Base step ($n=1$): The statement $S(1)$ says $2\cdot 1+1=4\cdot 1-3$, and this is true.

Induction step: Fix some $k\geq 1$, and assume that $$ S(k) : (2k+1)+(2k+3)+\cdots+(2k+2k-3)+(2k+2k-1)=3k^2 $$ is true.

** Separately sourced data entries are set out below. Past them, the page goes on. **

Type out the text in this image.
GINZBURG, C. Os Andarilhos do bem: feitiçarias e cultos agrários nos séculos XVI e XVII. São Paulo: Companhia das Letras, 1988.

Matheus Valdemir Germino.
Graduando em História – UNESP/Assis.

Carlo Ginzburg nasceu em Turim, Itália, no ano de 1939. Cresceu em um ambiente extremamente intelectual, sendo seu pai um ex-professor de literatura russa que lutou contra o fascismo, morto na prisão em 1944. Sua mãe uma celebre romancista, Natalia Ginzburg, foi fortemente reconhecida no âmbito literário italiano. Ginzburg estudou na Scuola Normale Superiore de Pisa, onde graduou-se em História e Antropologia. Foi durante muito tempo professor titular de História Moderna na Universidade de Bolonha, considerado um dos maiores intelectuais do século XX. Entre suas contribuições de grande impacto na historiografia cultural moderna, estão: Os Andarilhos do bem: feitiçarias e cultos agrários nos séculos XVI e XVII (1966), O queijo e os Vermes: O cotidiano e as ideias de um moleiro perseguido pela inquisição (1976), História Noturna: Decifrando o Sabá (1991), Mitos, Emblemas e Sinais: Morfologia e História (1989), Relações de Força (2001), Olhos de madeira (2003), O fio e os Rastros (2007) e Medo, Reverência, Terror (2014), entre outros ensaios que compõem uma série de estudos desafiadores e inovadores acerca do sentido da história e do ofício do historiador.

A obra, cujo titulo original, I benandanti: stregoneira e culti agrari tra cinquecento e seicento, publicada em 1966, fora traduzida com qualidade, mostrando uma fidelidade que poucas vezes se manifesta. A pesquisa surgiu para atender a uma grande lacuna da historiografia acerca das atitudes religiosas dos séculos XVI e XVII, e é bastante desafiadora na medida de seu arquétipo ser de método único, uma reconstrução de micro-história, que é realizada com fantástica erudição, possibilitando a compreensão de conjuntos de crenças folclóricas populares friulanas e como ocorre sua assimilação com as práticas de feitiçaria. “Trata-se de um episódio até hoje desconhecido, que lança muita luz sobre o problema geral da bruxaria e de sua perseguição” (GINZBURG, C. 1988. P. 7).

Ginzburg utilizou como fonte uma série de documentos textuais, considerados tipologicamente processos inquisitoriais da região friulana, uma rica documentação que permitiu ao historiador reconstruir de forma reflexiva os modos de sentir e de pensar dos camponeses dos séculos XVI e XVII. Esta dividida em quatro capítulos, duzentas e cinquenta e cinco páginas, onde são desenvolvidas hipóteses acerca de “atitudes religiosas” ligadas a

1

To be shown is that $$ S(k+1) : \underbrace{(2(k+1)+1)+(2(k+1)+3)+\cdots+(2(k+1)+2(k+1)-1)}_{\text{LHS}}=\underbrace{3(k+1)^2}_{\text{RHS}}. $$ Beginning with the left-hand side of $S(k+1)$, \begin{align} \text{LHS} &= (2(k+1)+1)+\cdots+(2(k+1)+2(k+1)-3)+(2(k+1)+2(k+1)-1)\\[0.5em] &= (2k+1)+2+\cdots+(2k+2k-1)+2+(2k+2k+1)+2\\[0.5em] &= (2k+1)+(2k+3)+\cdots+(2k+2k-1)+2k+(4k+3)\\[0.5em] &= 3k^2+6k+3\qquad\text{(by inductive hypothesis)}\\[0.5em] &= 3(k^2+2k+1)\\[0.5em] &= 3(k+1)^2\\[0.5em] &= \text{RHS}, \end{align} we see that the right-hand side of $S(k+1)$ follows, completing the inductive step.

By mathematical induction, for all $n\geq 1, S(n)$ is true. $\blacksquare$

Answer 2

$4n-1$ is the same as $2n+(2n-1)$, that is $2n+$ an odd number.

So it's the sum of all the $n$ odd numbers between $2n+1$ and $4n-1$, inclusive.

Answer 3

Hint: It might help to try to rewrite the terms in the same form as the first one, such as $2n+3=2(n+1)+1,$ $2n+5=2(n+2)+1,$ and so on, up to $4n-1=2(2n-1)+1.$

By rewriting in this way, we can rewrite the sum in terms of more familiar sums, for which we know the closed form.

Another (arguably simpler) form would be $2n+3=2n+1+2(1),$ $2n+5=2n+1+2(2),$ and so on, up to $4n-1=2n+1+2(n-1).$

Answer 4

As Henning Makholm's comment, we have the sum of all the $n$ odd numbers between $2n+1$ and $4n−1$, inclusive. Thus, you can see it as the sum of all numbers from $2n$ to $4n$ minus the sum of all even numbers in the same range:

\begin{align}(2n+1)+(2n+3)\cdots(2n+(2n-1))&=\sum_{i=2n}^{4n}i - \sum_{i=n}^{2n}2i \\\\ &=\left(\sum_{i=1}^{4n}i-\sum_{i=1}^{2n-1}i\right)-2\left(\sum_{i=1}^{2n}i-\sum_{i=1}^{n-1}i\right) \\ \\&=\left(\frac{(4n)(4n+1)}{2}-\frac{(2n-1)(2n)}{2}\right)\\ \\ &-2\left(\frac{(2n)(2n+1)}{2}-\frac{(n-1)(n)}{2}\right) \\ \\ &= 3n^2 \end{align}

The interesting thing is that we didn't use induction "directly", only the sum of the first $n$ numbers.